Sólo tenía que dejar pasar cuatro horas más, eso no era nada. Dejar la mente en blanco, no pensar en todo lo que me rodeaba, sólo cuatro horas, doscientos cuarenta minutos, eso no era nada. Había soportado cosas peores.
Pude conectarme por un segundo a internet, los asiduos a ese ordenador lo habían dejado libre, pero no podía entretenerme mucho. Miré las noticias deportivas, el resultado de la lotería, nada, otra vez será, y el correo. Éste era casi por obligación más que por encontrar algo interesante, las fechas de reuniones, juntas y demás actos de la empresa el jefe nos las comunicaba por ahí. El muy gilipollas, nos veía todos los días y nos tenía que citar por un correo electrónico, a pesar de que la empresa no disponía de una conexión a internet, haciéndonos el apaño un modem viejo.
En la bandeja de entrada mucha basura, publicidad, ofertas de contactos, mensajes en cadena... y uno que se dirigía a mi nombre de pila, curioso porque eso lo sabía sólo el banco, el casero y mi madre, y no creía que si me tuvieran que notificar algo lo hicieran por aquí.

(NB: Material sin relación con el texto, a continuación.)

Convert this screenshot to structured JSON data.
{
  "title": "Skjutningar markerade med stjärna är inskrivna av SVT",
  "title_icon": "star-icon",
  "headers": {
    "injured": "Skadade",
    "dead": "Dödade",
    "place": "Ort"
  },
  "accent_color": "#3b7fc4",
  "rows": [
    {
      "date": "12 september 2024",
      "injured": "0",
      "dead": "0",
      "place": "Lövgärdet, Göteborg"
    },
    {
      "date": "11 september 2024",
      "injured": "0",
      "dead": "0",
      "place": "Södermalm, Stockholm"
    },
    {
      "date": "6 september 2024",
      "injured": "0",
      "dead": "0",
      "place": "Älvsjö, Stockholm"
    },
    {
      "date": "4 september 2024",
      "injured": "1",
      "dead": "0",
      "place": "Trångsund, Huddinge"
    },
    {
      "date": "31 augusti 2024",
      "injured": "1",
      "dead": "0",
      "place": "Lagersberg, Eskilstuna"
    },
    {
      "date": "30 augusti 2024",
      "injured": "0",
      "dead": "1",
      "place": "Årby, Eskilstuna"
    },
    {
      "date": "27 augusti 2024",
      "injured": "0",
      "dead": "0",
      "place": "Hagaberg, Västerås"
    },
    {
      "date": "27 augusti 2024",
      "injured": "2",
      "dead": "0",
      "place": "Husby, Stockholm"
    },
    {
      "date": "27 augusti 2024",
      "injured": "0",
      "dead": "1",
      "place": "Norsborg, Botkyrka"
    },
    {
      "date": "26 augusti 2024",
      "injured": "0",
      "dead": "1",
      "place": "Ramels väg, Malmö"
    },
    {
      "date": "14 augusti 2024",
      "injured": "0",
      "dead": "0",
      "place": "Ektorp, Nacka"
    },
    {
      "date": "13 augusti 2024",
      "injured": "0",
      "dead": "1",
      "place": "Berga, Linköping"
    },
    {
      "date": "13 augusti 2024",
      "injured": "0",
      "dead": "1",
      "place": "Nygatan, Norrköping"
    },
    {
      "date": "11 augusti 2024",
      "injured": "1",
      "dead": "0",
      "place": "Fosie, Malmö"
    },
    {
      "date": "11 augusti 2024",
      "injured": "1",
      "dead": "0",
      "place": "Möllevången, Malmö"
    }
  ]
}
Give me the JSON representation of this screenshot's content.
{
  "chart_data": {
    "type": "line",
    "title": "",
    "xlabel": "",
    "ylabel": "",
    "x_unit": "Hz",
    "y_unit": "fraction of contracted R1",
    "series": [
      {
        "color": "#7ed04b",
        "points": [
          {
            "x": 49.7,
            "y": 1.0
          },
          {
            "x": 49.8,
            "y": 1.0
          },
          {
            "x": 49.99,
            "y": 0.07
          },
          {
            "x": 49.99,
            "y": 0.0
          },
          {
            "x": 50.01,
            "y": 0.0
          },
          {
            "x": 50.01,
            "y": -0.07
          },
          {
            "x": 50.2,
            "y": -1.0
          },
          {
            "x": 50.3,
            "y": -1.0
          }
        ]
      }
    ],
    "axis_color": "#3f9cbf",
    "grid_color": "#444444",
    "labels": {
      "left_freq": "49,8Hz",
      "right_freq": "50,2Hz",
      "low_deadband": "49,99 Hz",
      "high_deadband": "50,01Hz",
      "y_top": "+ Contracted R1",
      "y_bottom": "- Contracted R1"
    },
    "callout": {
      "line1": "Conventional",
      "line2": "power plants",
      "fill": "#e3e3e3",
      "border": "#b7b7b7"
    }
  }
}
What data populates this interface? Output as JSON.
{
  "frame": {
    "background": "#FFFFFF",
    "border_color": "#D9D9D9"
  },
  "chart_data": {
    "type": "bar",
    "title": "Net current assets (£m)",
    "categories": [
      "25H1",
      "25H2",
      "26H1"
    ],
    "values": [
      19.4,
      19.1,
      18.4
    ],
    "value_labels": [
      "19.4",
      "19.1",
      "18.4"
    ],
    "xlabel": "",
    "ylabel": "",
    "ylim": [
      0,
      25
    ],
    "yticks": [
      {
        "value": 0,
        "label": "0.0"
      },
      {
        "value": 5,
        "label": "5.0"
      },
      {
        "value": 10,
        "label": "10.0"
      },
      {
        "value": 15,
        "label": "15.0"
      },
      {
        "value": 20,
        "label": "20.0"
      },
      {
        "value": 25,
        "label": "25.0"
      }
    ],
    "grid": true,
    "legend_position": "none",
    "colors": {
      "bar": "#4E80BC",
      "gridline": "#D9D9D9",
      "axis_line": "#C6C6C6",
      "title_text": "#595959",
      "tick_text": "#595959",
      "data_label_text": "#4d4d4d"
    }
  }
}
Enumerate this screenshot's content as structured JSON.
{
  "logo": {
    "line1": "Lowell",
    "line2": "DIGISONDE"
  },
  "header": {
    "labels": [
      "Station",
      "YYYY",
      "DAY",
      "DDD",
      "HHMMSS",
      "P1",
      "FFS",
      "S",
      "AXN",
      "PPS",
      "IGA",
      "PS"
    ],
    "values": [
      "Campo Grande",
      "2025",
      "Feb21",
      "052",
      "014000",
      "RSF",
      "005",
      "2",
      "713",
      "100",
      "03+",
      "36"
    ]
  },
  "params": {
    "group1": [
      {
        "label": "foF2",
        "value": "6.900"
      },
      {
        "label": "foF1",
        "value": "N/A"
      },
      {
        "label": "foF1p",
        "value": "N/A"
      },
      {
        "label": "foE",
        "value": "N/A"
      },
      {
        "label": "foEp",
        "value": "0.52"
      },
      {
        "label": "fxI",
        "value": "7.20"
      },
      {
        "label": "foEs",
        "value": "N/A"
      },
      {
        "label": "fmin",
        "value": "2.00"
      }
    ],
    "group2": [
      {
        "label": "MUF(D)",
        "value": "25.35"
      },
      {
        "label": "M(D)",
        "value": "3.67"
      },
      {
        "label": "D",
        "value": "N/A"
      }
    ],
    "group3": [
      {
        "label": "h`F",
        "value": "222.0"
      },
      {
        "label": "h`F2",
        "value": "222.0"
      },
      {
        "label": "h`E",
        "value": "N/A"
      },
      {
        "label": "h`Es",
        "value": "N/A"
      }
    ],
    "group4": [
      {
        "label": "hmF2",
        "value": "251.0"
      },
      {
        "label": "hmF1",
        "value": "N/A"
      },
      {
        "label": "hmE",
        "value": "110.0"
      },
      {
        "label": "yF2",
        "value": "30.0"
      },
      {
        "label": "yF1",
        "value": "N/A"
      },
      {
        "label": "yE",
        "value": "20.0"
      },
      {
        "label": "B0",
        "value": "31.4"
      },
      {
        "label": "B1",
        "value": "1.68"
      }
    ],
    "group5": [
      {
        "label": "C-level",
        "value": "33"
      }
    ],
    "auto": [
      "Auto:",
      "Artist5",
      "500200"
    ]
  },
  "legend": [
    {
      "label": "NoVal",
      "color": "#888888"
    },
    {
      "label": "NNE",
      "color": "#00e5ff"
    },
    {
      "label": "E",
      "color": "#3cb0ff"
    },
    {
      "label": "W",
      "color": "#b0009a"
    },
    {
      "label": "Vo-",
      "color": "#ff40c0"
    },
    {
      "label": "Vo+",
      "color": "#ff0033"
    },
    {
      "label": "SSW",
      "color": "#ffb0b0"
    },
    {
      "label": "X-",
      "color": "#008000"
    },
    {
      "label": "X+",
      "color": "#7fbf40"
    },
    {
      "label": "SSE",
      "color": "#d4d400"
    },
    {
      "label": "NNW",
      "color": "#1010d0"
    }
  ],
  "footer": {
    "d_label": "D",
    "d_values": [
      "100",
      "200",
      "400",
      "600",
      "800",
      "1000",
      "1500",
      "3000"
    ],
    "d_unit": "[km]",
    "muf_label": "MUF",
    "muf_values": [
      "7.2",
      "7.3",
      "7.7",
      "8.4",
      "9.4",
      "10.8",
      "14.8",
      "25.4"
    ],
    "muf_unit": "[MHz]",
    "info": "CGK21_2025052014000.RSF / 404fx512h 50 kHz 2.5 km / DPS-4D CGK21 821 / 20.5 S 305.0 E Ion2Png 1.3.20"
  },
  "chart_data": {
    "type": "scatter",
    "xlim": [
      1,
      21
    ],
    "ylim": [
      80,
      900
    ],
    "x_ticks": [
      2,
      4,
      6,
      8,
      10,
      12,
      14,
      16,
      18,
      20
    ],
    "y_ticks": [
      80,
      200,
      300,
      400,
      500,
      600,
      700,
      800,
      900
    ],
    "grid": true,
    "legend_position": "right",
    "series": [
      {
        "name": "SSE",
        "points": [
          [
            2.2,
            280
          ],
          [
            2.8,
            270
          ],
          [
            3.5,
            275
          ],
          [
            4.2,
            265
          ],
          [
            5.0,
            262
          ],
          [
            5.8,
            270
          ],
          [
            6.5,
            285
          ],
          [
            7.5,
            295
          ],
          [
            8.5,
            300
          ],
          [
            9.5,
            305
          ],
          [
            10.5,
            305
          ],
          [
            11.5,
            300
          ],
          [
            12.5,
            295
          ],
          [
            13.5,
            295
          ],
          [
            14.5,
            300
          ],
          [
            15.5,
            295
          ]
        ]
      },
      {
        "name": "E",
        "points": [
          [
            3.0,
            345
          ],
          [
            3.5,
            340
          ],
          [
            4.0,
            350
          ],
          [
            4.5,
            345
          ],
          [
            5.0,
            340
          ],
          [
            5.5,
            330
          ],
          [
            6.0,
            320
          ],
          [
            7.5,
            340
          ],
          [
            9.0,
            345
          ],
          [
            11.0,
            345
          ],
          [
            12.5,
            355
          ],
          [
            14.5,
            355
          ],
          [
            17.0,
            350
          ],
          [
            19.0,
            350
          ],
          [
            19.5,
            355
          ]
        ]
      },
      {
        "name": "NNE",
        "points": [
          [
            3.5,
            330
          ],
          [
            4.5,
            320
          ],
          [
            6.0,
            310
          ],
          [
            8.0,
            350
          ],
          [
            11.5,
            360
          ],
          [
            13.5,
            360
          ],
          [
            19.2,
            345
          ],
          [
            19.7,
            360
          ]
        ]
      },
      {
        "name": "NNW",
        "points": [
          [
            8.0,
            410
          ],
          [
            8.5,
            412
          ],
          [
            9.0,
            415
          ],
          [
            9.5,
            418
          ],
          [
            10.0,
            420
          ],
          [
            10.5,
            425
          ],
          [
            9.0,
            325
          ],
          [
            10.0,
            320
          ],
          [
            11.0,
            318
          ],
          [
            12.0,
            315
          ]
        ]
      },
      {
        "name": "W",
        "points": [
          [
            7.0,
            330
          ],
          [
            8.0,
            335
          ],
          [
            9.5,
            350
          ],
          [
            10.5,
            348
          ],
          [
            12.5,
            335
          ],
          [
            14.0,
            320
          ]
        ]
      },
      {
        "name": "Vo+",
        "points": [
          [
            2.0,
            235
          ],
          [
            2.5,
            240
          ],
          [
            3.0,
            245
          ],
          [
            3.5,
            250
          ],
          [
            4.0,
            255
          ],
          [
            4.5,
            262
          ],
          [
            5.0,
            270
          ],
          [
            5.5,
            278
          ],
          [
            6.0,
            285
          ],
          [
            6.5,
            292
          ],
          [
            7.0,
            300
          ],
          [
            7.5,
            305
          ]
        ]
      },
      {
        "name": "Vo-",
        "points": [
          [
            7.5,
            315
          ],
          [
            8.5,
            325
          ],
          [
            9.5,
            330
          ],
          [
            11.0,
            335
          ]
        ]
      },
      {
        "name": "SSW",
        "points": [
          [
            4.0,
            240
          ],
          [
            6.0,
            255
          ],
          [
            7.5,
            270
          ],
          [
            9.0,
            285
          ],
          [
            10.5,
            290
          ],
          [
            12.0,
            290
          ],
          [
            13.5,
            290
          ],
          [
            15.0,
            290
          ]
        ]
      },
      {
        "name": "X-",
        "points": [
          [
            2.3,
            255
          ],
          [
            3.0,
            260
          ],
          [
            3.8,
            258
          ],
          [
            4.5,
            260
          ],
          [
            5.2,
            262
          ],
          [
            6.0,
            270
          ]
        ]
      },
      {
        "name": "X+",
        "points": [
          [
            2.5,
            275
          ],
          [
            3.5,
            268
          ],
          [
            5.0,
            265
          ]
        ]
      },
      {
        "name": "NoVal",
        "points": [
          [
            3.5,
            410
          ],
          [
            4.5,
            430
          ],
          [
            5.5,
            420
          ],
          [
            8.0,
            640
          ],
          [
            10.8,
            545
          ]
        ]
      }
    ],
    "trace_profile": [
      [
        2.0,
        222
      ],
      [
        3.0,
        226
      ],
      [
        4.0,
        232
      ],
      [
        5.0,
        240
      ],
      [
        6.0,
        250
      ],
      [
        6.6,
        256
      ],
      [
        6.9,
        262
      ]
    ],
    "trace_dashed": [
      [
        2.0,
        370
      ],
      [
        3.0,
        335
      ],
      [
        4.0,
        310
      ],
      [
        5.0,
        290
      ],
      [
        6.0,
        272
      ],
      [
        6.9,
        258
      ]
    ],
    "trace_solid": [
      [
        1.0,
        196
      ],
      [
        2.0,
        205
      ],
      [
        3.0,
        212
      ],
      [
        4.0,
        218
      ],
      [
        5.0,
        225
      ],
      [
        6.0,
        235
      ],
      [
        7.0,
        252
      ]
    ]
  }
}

O por lo menos no los dos últimos.
Abrí el correo y comencé a leer. Me había tocado un viaje, ¡un viaje!. No podía ser verdad, no a mí. ¿Cómo sabían todos mis datos? Si yo no los había dado, ¿quién entonces? Me daba igual, era un viaje durante una semana a una isla del pacífico. Llamé al número que figuraba en la página y me lo confirmaron, era yo el ganador. Ahora debía hacer las maletas, mi avión salía dentro de cinco horas y tenía tantas cosas por hacer que no sabía si podría con todas.

Salí a la calle a la carrera, sólo cuatro horas para embarcar y aún tenía que recoger el billete de la agencia. La hora que había perdido haciéndole la pelota al inepto de mi jefe era valiosísima, tenía que hacer la maleta, encontrar el pasaporte, los billetes... Me estaba asfixiando intentando volver a casa. ¡Un viaje! El día, después de todo, habría merecido la pena.

En la calle esperando con la maleta hecha, el billete en el bolsillo de mi chaqueta y con una sonrisa de oreja a oreja, esperé al taxi. Todo era perfecto, haber ganado el concurso, ahora el viaje, el sol, la playa. Podría descansar durante una semana completa sin preocuparme de nada, ni de trabajo, ni de dinero, ni de la mierda de vida que tenía. Sólo sol y playa. Un buen momento para comerme esa dorada a la espalda, esa iba a ser mi ocasión especial. En esto estaba cuando el taxi se paró delante mía.